I am also not really interested in the obsession with location filming that so often intrudes upon the telling of the story in favour of a bit of fast-cutting technology and a range of mountains. Yet again, it must be said that television drama (especially studio-based drama) is first and foremost electronic theatre, not poor man's cinema.
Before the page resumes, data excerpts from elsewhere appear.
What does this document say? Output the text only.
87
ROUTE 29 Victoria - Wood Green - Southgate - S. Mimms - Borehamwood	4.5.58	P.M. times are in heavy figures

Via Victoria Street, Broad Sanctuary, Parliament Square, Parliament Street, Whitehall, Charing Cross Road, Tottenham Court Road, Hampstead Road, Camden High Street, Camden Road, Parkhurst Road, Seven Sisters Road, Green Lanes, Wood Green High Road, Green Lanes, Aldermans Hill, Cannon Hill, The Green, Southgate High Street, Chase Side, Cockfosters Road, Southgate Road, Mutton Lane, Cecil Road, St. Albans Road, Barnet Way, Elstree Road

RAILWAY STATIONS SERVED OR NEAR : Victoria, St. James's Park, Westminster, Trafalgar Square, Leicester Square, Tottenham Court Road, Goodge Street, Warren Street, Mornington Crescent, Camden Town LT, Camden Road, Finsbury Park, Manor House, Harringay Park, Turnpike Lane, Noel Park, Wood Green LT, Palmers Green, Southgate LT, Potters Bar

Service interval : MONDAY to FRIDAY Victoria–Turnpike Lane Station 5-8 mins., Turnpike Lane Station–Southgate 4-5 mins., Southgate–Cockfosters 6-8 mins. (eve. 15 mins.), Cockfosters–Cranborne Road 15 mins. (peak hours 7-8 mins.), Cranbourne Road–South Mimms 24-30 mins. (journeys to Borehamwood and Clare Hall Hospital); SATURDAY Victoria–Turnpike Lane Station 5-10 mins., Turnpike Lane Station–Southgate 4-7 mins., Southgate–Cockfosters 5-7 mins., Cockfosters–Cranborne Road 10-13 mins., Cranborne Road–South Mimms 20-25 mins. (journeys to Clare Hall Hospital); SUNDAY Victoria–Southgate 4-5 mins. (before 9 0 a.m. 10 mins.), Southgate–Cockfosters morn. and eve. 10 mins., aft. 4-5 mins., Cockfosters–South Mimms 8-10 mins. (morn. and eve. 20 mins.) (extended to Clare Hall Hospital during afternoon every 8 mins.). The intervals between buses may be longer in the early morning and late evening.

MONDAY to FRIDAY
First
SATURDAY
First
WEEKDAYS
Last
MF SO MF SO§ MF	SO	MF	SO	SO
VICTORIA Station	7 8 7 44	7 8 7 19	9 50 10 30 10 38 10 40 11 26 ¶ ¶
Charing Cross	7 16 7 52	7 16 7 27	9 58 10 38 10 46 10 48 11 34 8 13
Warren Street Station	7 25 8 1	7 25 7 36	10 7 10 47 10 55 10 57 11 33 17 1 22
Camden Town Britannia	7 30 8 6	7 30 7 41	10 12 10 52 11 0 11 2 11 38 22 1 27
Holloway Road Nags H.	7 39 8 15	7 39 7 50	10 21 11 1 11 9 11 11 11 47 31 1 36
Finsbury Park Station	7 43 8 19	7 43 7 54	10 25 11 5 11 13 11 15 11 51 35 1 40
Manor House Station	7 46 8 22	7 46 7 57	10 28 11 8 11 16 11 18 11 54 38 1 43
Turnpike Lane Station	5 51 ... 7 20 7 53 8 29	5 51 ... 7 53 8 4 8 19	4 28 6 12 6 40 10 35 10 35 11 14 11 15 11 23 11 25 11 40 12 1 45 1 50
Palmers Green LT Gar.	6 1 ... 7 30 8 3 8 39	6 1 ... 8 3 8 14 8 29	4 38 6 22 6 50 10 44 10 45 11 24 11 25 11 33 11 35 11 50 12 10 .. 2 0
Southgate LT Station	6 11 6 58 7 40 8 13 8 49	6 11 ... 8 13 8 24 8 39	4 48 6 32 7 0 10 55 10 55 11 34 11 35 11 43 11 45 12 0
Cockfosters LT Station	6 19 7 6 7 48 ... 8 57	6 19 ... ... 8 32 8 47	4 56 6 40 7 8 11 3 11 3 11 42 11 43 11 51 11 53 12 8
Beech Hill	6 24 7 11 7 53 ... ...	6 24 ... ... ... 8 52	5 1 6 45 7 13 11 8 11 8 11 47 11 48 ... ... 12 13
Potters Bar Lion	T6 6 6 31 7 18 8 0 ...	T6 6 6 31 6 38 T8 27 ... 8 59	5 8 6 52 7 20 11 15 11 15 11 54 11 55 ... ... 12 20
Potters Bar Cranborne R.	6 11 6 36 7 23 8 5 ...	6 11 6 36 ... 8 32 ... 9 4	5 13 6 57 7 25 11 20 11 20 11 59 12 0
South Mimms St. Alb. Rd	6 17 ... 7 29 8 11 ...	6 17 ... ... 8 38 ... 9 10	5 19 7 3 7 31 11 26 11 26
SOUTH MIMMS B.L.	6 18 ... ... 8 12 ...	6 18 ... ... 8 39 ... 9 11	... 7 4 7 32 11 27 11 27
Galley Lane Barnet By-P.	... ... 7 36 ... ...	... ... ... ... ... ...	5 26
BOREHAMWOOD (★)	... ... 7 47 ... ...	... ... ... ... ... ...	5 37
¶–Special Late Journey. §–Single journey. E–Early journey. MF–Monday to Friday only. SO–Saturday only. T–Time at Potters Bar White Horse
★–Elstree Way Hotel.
And there is nothing at all wrong with that!
Why snipe at sets built in a studio ? They are what they are, well-built and well-lit - and none the worse for that. (The snipers would never take pot-shots at the feature-film equivalent, also constructed in a studio, probably because the mystique surrounding the film industry is so much greater; the craftsmanship in television is the same - it's only the lighting that's necessarily different to suit multi-camera shooting.) All right, the cups and saucers are the wrong period at one point, but ...
'Jane Eyre' is one of the delights still to be found in the BBC's catalogue. Sorcha Cusack as the plain mousy-quiet Jane is perfect casting - not pretty, but lovely in an enigmatic sort of way, and you can believe utterly that Mr Rochester finds her intriguing enough to fall in love with.
She for her part could not fail to be equally attracted to the moody, brooding, often tetchy Rochester, as played by Michael Jayston. He smoulders beautifully, and the two of them are a superb double-act. (Their bickering banter from the moment they meet is often very funny - not something one expects to find in a Bronte novel - and it is good that these scenes are allowed to develop and to speak for themselves. I wish someone had told me to find the laughs in the novel when I had to 'do it' at school.)
There is an excellent supporting cast of nice people and nasty people - as indeed you might expect - and there's plenty of doom and gloom (along with some spine-chilling shrieks and jabberings in the dark) to add the necessary dash of melodrama to this delightful love-story.
This is another must-have for vintage drama fans - or for anyone wanting a thoroughly enjoyable and often touching version of this Bronte classic. As with most of these superb older productions, it knocks spots off later attempts to enshrine Jane Eyre upon the small screen.